- Born: 24 December 1998 (age 27) Chita, Russia
- Height: 170 cm (5 ft 7 in)

Gymnastics career
- Discipline: Rhythmic gymnastics
- Country represented: Azerbaijan (2015-2019)
- Head coach: Mariana Vasileva
- Retired: yes
- Medal record
Rhythmic gymnastics
Representing Azerbaijan
| Event | 1st | 2nd | 3rd |
| FIG World Cup | 4 | 4 | 3 |
| Total | 4 | 4 | 3 |
European Championships
| Bronze medal – third place | 2018 Guadalajara | 3 balls + 2 ropes |

= Ayshan Bayramova =

Azerbaijani rhythmic gymnast

Ayshan Bayramova (born 24 December 1998) is a former Azeri rhythmic gymnast, specialised in the group category.

==Personal life==
Bayramova started her sport career encouraged by her mom, that aimed to become a rhythmic gymnast herself in her youth, along with her twin when she was seven. In addition to the aforementioned twin, Turkan, she has a younger brother, Sarkhan that practises judo. Her childhood idol was Alina Kabaeva, before switching to Yana Kudryavtseva that she called "the ideal gymnast". Her hobbies include watching TV series, taking walks, spending time with friends. Bayramova is studying at the Azerbaijan State Academy of Physical Education and Sport in Baku. In 2016 she was chosen as the ambassador of SmartScoring.

==Gymnastics career==
Bayramova first competitions in 2015 were the World Cups in Sofia, Tashkent and Budapest as an individual but she didn't make it to finals. She then competed the European Championship in Minsk where the individual team finished in 5th. She was selected for the European Games in 2015, as both individual and group to substitute Gulsum Shafizadeh that was injured. In September she competed at the World Championship in Stuttgart as an individual, her best placement was 5th with the team.

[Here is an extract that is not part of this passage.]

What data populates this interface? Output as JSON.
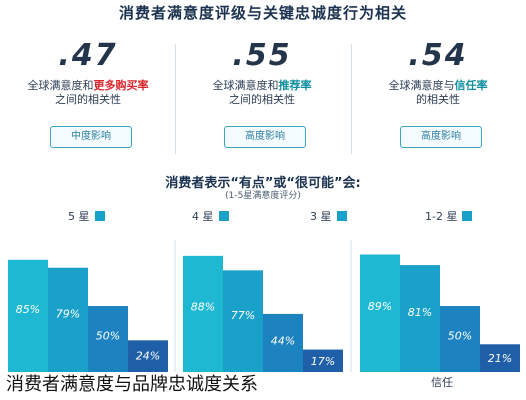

She made the switch to group in 2016, competing at the European Championship in Holon where the group made it to the 5 ribbons final, ending in 8th. Thanks to their result in the championship they were able to attend the Rio Olympics' qualification but they did not get a spot.

In 2017 she first competed in the Berlin World Cup, finishing 8th in the ribbon final. In the summer Bayramova represented Azerbaijan at the World Games, not making any final. At the World Championship in Pesaro she once again competed in both individual and group making the 5 hoops and 3 balls + 2 ribbons finals' finishing 6th and 7th.

In 2018 she was selected for the European Championship in Guadalajara, where the Azeri group won a bronze medal in the 3 balls + 2 ropes final, and the World Championship in Sofia, the group was 7th in the All-Around, 5th in the 5 hoops final and 7th in the 3 balls + 2 ropes final.

In 2019 she was part of the group for the World Championship, they ended 8th in the All-Around taking the last qualifying spot for the 2020 Olympics, 5th in the 5 balls final and 7th in the 3 hoops + 2 clubs final.

In December 2019 the Azerbaijan Gymnastics Federation announced that she had retired from the sport.